Aetna and Humana, for example, have said that their eventual merger will result in better quality with broader provider networks in certain markets and more choice, contrary to critics of their merger. 

Humana said it has 2.5 million Medicare Advantage members in plans rated 4 start or higher and claims that this the most of any Medicare Advantage carrier. 

Humana also said it received a 4.5-star rating for six Medicare Advantage contracts offered in nine states, which was an improvement from five such contracts last year. 

More broadly, the higher scores for plans should translate to more seniors moving into an Advantage plan over traditional fee-for-service Medicare. 
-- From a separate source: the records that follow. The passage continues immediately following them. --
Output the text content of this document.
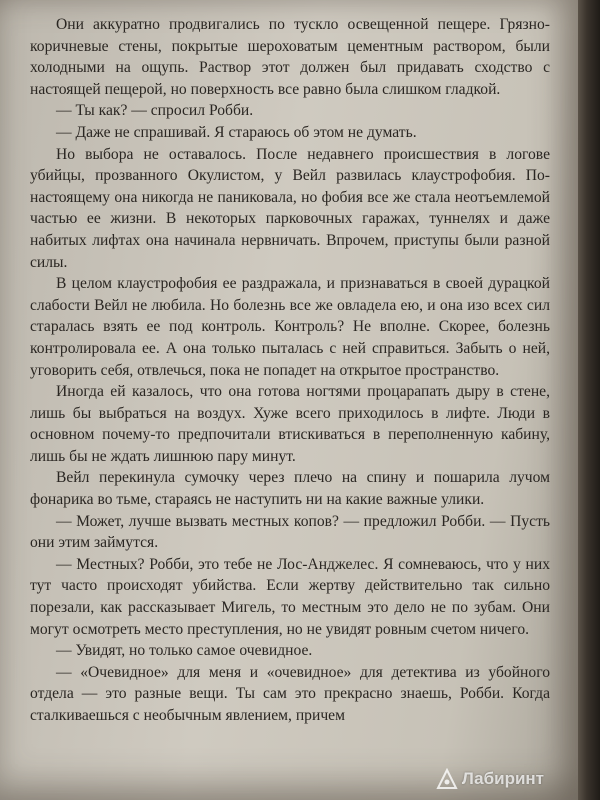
Они аккуратно продвигались по тускло освещенной пещере. Грязно-коричневые стены, покрытые шероховатым цементным раствором, были холодными на ощупь. Раствор этот должен был придавать сходство с настоящей пещерой, но поверхность все равно была слишком гладкой.

— Ты как? — спросил Робби.

— Даже не спрашивай. Я стараюсь об этом не думать.

Но выбора не оставалось. После недавнего происшествия в логове убийцы, прозванного Окулистом, у Вейл развилась клаустрофобия. По-настоящему она никогда не паниковала, но фобия все же стала неотъемлемой частью ее жизни. В некоторых парковочных гаражах, туннелях и даже набитых лифтах она начинала нервничать. Впрочем, приступы были разной силы.

В целом клаустрофобия ее раздражала, и признаваться в своей дурацкой слабости Вейл не любила. Но болезнь все же овладела ею, и она изо всех сил старалась взять ее под контроль. Контроль? Не вполне. Скорее, болезнь контролировала ее. А она только пыталась с ней справиться. Забыть о ней, уговорить себя, отвлечься, пока не попадет на открытое пространство.

Иногда ей казалось, что она готова ногтями процарапать дыру в стене, лишь бы выбраться на воздух. Хуже всего приходилось в лифте. Люди в основном почему-то предпочитали втискиваться в переполненную кабину, лишь бы не ждать лишнюю пару минут.

Вейл перекинула сумочку через плечо на спину и пошарила лучом фонарика во тьме, стараясь не наступить ни на какие важные улики.

— Может, лучше вызвать местных копов? — предложил Робби. — Пусть они этим займутся.

— Местных? Робби, это тебе не Лос-Анджелес. Я сомневаюсь, что у них тут часто происходят убийства. Если жертву действительно так сильно порезали, как рассказывает Мигель, то местным это дело не по зубам. Они могут осмотреть место преступления, но не увидят ровным счетом ничего.

— Увидят, но только самое очевидное.

— «Очевидное» для меня и «очевидное» для детектива из убойного отдела — это разные вещи. Ты сам это прекрасно знаешь, Робби. Когда сталкиваешься с необычным явлением, причем

Лабиринт
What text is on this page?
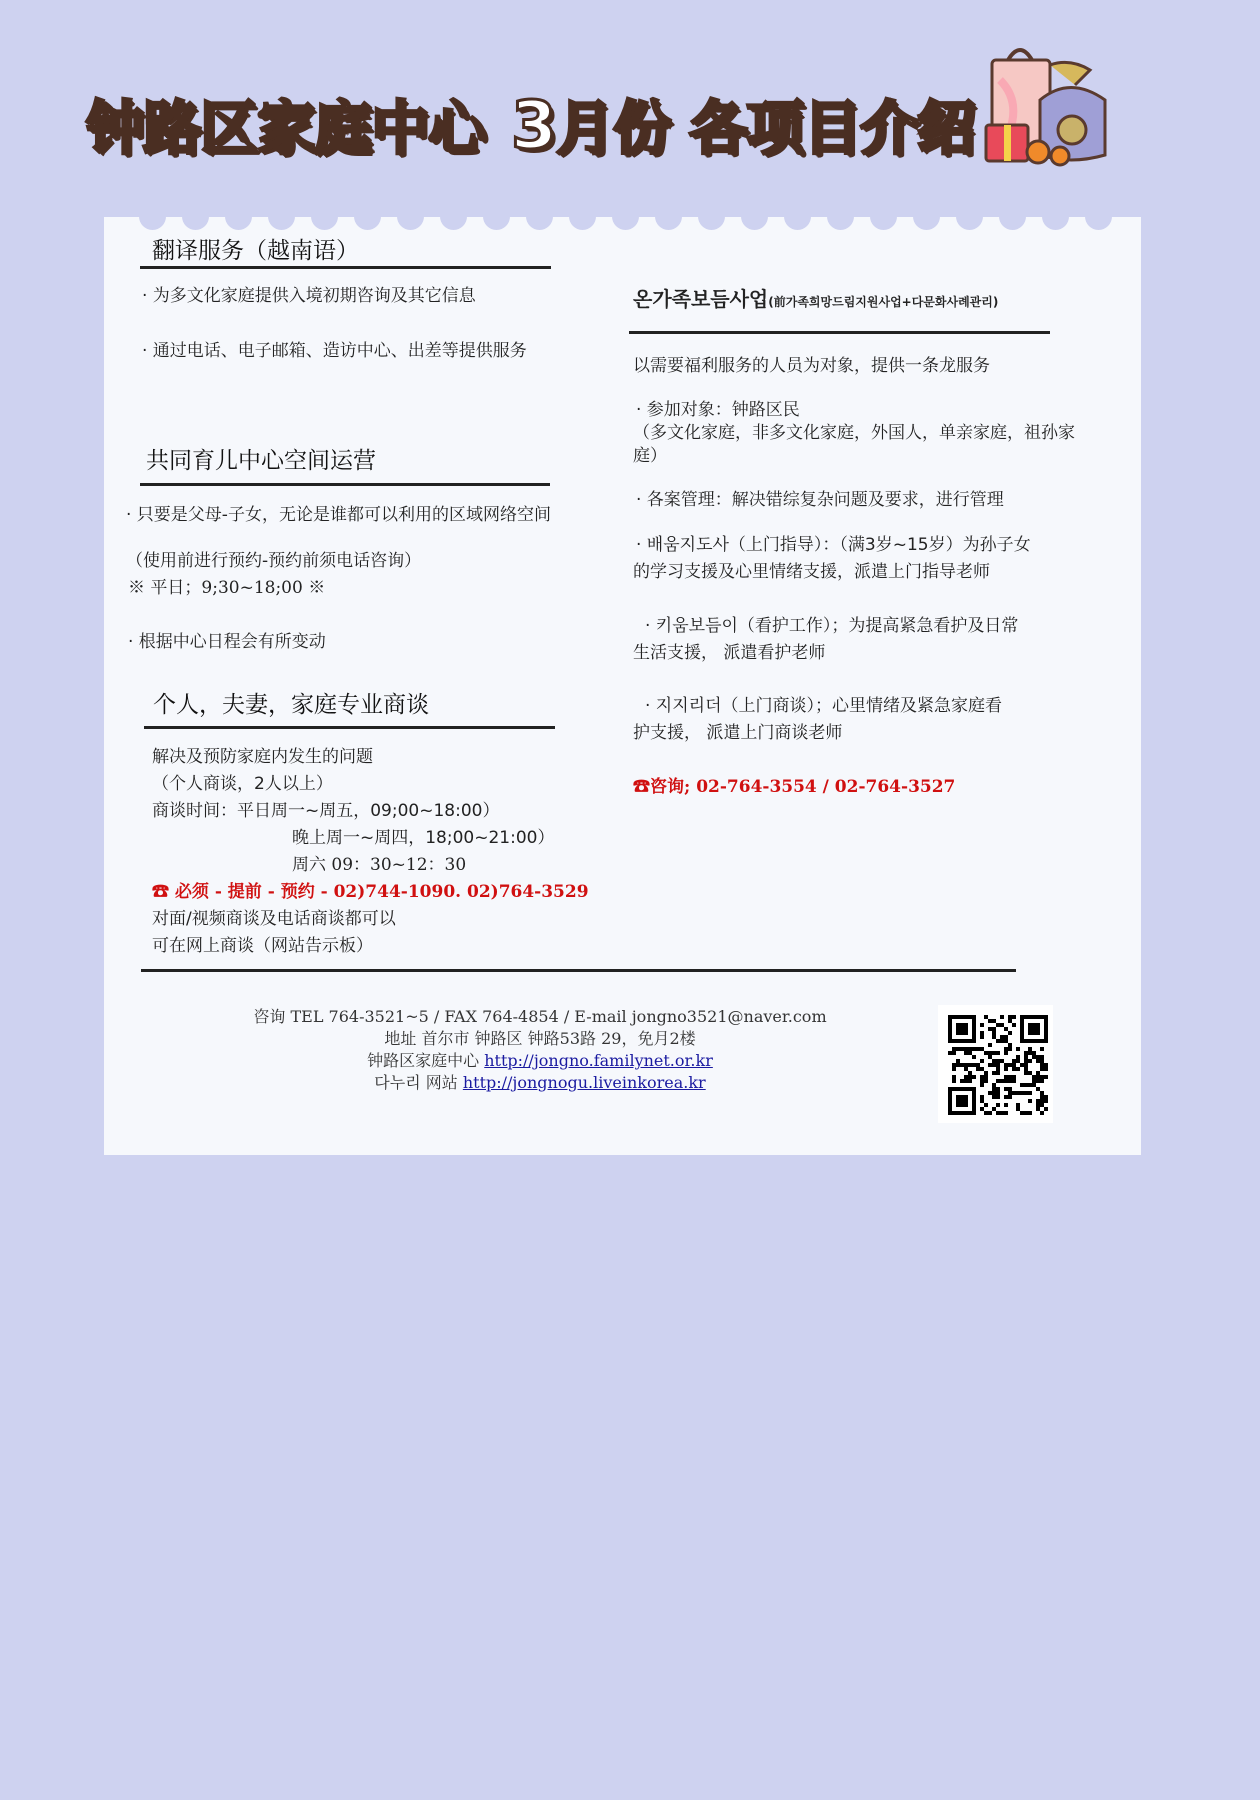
钟路区家庭中心 3月份 各项目介绍
翻译服务（越南语）
· 为多文化家庭提供入境初期咨询及其它信息
· 通过电话、电子邮箱、造访中心、出差等提供服务
共同育儿中心空间运营
· 只要是父母-子女，无论是谁都可以利用的区域网络空间
（使用前进行预约-预约前须电话咨询）
※ 平日；9;30~18;00 ※
· 根据中心日程会有所变动
个人，夫妻，家庭专业商谈
解决及预防家庭内发生的问题
（个人商谈，2人以上）
商谈时间：平日周一~周五，09;00~18:00）
晚上周一~周四，18;00~21:00）
周六 09：30~12：30
☎ 必须 - 提前 - 预约 - 02)744-1090. 02)764-3529
对面/视频商谈及电话商谈都可以
可在网上商谈（网站告示板）
온가족보듬사업(前가족희망드림지원사업+다문화사례관리)
以需要福利服务的人员为对象，提供一条龙服务
· 参加对象：钟路区民
（多文化家庭，非多文化家庭，外国人，单亲家庭，祖孙家庭）
· 各案管理：解决错综复杂问题及要求，进行管理
· 배움지도사（上门指导）：（满3岁~15岁）为孙子女
的学习支援及心里情绪支援，派遣上门指导老师
· 키움보듬이（看护工作）；为提高紧急看护及日常
生活支援， 派遣看护老师
· 지지리더（上门商谈）；心里情绪及紧急家庭看
护支援， 派遣上门商谈老师
☎咨询; 02-764-3554 / 02-764-3527
咨询 TEL 764-3521~5 / FAX 764-4854 / E-mail jongno3521@naver.com
地址 首尔市 钟路区 钟路53路 29，免月2楼
钟路区家庭中心 http://jongno.familynet.or.kr
다누리 网站 http://jongnogu.liveinkorea.kr
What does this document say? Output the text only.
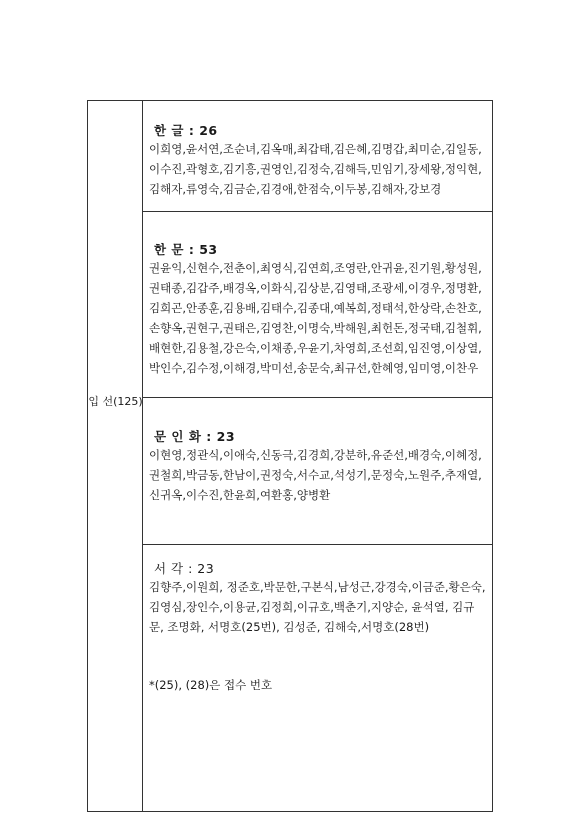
입 선(125)
한 글 : 26
이희영,윤서연,조순녀,김옥매,최갑태,김은혜,김명갑,최미순,김일동,이수진,곽형호,김기흥,권영인,김정숙,김해득,민임기,장세왕,정익현,김해자,류영숙,김금순,김경애,한점숙,이두봉,김해자,강보경
한 문 : 53
권윤익,신현수,전춘이,최영식,김연희,조영란,안귀윤,진기원,황성원,권태종,김갑주,배경옥,이화식,김상분,김영태,조광세,이경우,정명환,김희곤,안종훈,김용배,김태수,김종대,예복희,정태석,한상락,손찬호,손향옥,권현구,권태은,김영찬,이명숙,박해원,최헌돈,정국태,김철휘,배현한,김용철,강은숙,이채종,우윤기,차영희,조선희,임진영,이상열,박인수,김수정,이해경,박미선,송문숙,최규선,한혜영,임미영,이찬우
문 인 화 : 23
이현영,정관식,이애숙,신동극,김경희,강분하,유준선,배경숙,이혜정,권철희,박금동,한남이,권정숙,서수교,석성기,문정숙,노원주,추재열,신귀옥,이수진,한윤희,여환홍,양병환
서 각 : 23
김향주,이원희, 정준호,박문한,구본식,남성근,강경숙,이금준,황은숙,김영심,장인수,이용균,김정희,이규호,백춘기,지양순, 윤석열, 김규문, 조명화, 서명호(25번), 김성준, 김해숙,서명호(28번)
*(25), (28)은 접수 번호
"It is reasonable to think that this contributes to increased participation," Avalere Vice President Caroline Pearson said.

The Obama administration said Medicare Advantage has "reached record high enrollment each year since 2010, a trend continuing into 2016 with a cumulative increase of 50% to an all-time high of more than 17.1 million beneficiaries," said Raymond Thom, a spokesman for the Centers for Medicare and Medicaid Services.

Despite this record growth, the bulk of the nation's seniors remain in fee-for-service Medicare with just 32% of Medicare beneficiaries enrolled in a Medicare Advantage Plan.

Clearly, Medicare Advantage plans are a growth opportunity for health insurers -- and an upside for their stocks.